Coggon and colleagues (1) argue that, despite the beliefs of some practitioners, current UK law permits non-harmful ante-mortem interventions to improve the prospects of donation after cardiorespiratory death. Their argument is based on the grounds that such interventions are in the patient’s best interests if that person is known to have a desire to donate organs. We agree, and made the identical legal argument in our analysis of the legal and ethical issues raised by non-heart beating donations in Australia. (2) Australian law draws upon British precedents, and like Coggon and colleagues, we used the judgment in Airedale NHS Trust v Bland [1993] AC 789 as part of our argument.
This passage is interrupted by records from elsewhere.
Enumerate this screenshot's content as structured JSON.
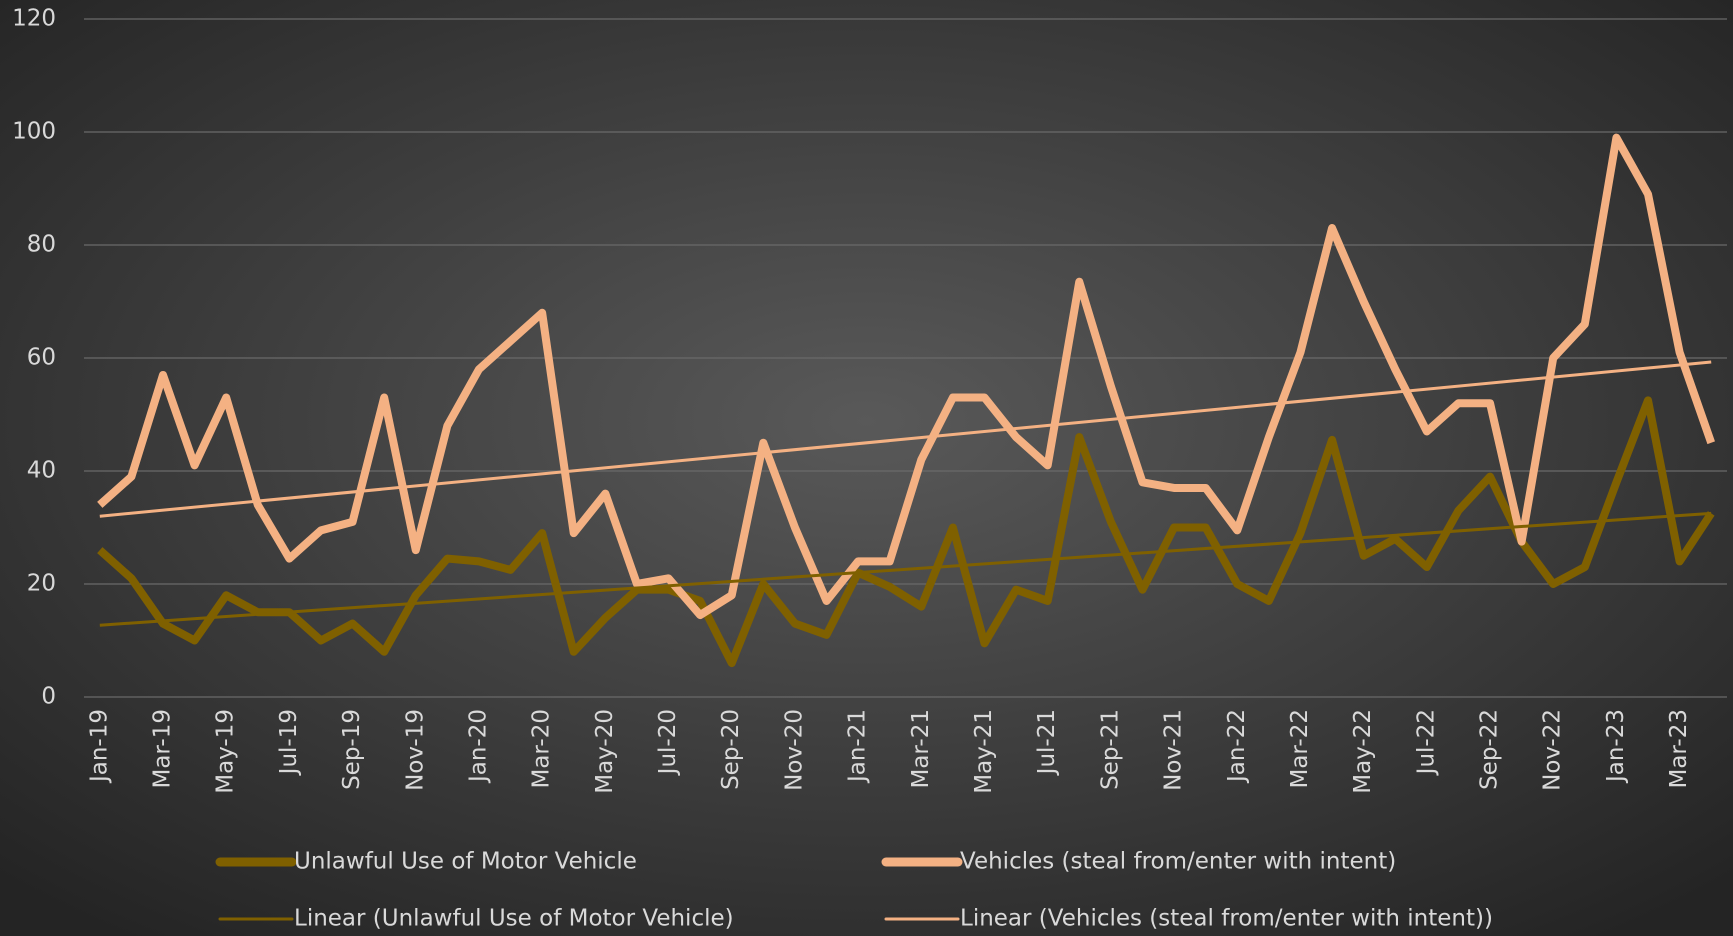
{
  "chart_data": {
    "type": "line",
    "categories": [
      "Jan-19",
      null,
      "Mar-19",
      null,
      "May-19",
      null,
      "Jul-19",
      null,
      "Sep-19",
      null,
      "Nov-19",
      null,
      "Jan-20",
      null,
      "Mar-20",
      null,
      "May-20",
      null,
      "Jul-20",
      null,
      "Sep-20",
      null,
      "Nov-20",
      null,
      "Jan-21",
      null,
      "Mar-21",
      null,
      "May-21",
      null,
      "Jul-21",
      null,
      "Sep-21",
      null,
      "Nov-21",
      null,
      "Jan-22",
      null,
      "Mar-22",
      null,
      "May-22",
      null,
      "Jul-22",
      null,
      "Sep-22",
      null,
      "Nov-22",
      null,
      "Jan-23",
      null,
      "Mar-23",
      null
    ],
    "series": [
      {
        "name": "Unlawful Use of Motor Vehicle",
        "color": "#7f6000",
        "values": [
          26,
          21,
          13,
          10,
          18,
          15,
          15,
          10,
          13,
          8,
          18,
          24.5,
          24,
          22.5,
          29,
          8,
          14,
          19,
          19,
          17,
          6,
          20,
          13,
          11,
          22,
          19.5,
          16,
          30,
          9.5,
          19,
          17,
          46,
          31,
          19,
          30,
          30,
          20,
          17,
          29,
          45.5,
          25,
          28,
          23,
          33,
          39,
          27.5,
          20,
          23,
          38,
          52.5,
          24,
          32.5
        ]
      },
      {
        "name": "Vehicles (steal from/enter with intent)",
        "color": "#f4b183",
        "values": [
          34,
          39,
          57,
          41,
          53,
          34,
          24.5,
          29.5,
          31,
          53,
          26,
          48,
          58,
          63,
          68,
          29,
          36,
          20,
          21,
          14.5,
          18,
          45,
          30,
          17,
          24,
          24,
          42,
          53,
          53,
          46,
          41,
          73.5,
          55,
          38,
          37,
          37,
          29.5,
          46,
          61,
          83,
          70,
          58,
          47,
          52,
          52,
          27.5,
          60,
          66,
          99,
          89,
          61,
          45
        ]
      },
      {
        "name": "Linear (Unlawful Use of Motor Vehicle)",
        "color": "#7f6000",
        "trend": [
          12.7,
          32.5
        ]
      },
      {
        "name": "Linear (Vehicles (steal from/enter with intent))",
        "color": "#f4b183",
        "trend": [
          32,
          59.3
        ]
      }
    ],
    "ylim": [
      0,
      120
    ],
    "yticks": [
      0,
      20,
      40,
      60,
      80,
      100,
      120
    ],
    "grid": true,
    "legend": "bottom"
  }
}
In addition to the legal considerations, our paper included two ethical arguments in support of ante-mortem interventions. The first is based upon a view of consent to organ donation that takes such consent to include any necessary technical steps to achieve the desired result. If a person desires to be an organ donor, it is not unreasonable to assume that they would support any non-harmful interventions that are likely to improve the likely success of donation. This is consistent with the legal requirements of general consent to the nature of the treatment as opposed to itemised consent to each individual cut of the scalpel.

Second, we argued that as some interventions before death may be harmful, it is only non-harmful interventions that may given in the absence of explicit consent.

Wendy Rogers

Bernadette Richards

1. Coggon J, Brazier M, Murphy P, Price D, Quigley M. Best interests and potential organ donors. BMJ 336: 1346-7.

2. Richards B, Rogers W. Organ donation after cardiac death: legal and ethical justifications for antemortem interventions. Med J Aust 2007;187:168-170.